Dalam memahami secara garis besar pemikiran (filosofi pendidikan) Ki Hadjar Dewantara (KHD). Saya sudah mengakses materi dalam bentuk video dengan judul Pendidikan Zaman Kolonial, selanjutnya Anda akan mengakses materi berupa 3 tulisan Ki Hadjar Dewantara untuk memahami pemikiran-pemikiran filosofis pendidikan KHD pada halaman berikutnya.
1. Kerangka pemikiran KHD
Saya belajar untuk memahami secara garis besar pemikiran (filosofi pendidikan) Ki Hadjar Dewantara (KHD) silakan cermati 2 tulisan Ki Hadjar Dewantara (untuk memahami pemikiran-pemikiran filosofi pendidikan KHD).
Berikut Bacaan Kerangka Pemikiran KHD, bersumber dari Modul 1.1. PGP
1. Arti dan Masksud Pendidikan
Kata ‘Pendidikan’ dan ‘Pengajaran’ itu seringkali dipakai bersama-sama. Sebenarnya gabungan kedua kata itu dapat mengeruhkan
pengertiannya yang asli.
‘pengajaran’ (onderwijs) itu merupakan
salah satu bagian dari pendidikan.
Maksudnya, pengajaran itu tidak lain
adalah pendidikan dengan cara memberi ilmu atau berfaedah buat
hidup anak-anak, baik lahir maupun batin.
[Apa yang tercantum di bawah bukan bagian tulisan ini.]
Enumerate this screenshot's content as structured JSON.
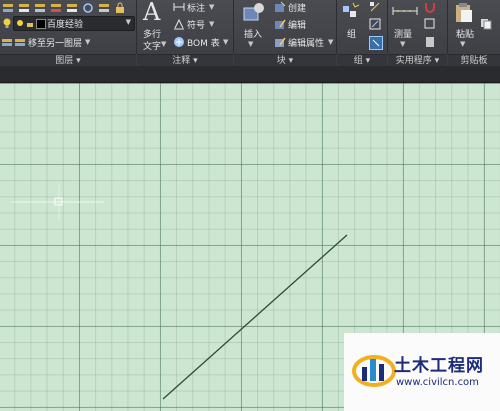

Dalam arti khususnya, pendidikan
mempunyai beragam jenis pengertian. Bisa dikatakan bahwa tiap-tiap
aliran hidup, baik aliran agama maupun aliran kemasyarakatan
mempunyai maksud yang berbeda. Tidak hanya maksud dan tujuannya
yang berbeda-beda, cara mendidiknya juga tidak sama.
Menurut pengertian umum, berdasarkan apa yang dapat kita saksikan
dalam beragam jenis pendidikan itu, pendidikan diartikan sebagai
‘tuntunan dalam hidup tumbuhnya anak-anak’. Maksud Pendidikan yaitu:
menuntun segala kodrat yang ada pada anak-anak, agar mereka dapat
mencapai keselamatan dan kebahagiaan yang setinggi-tingginya baik
sebagai manusia maupun sebagai anggota masyarakat.
2. Hanya Tuntunan dalam Hidup
Pertama kali harus diingat, bahwa pendidikan itu hanya suatu
‘tuntunan’ di dalam hidup tumbuhnya anak-anak kita.
Artinya, bahwa
hidup tumbuhnya anak itu terletak di luar kecakapan atau kehendak kita
kaum pendidik. Anak-anak itu sebagai makhluk, manusia, dan benda.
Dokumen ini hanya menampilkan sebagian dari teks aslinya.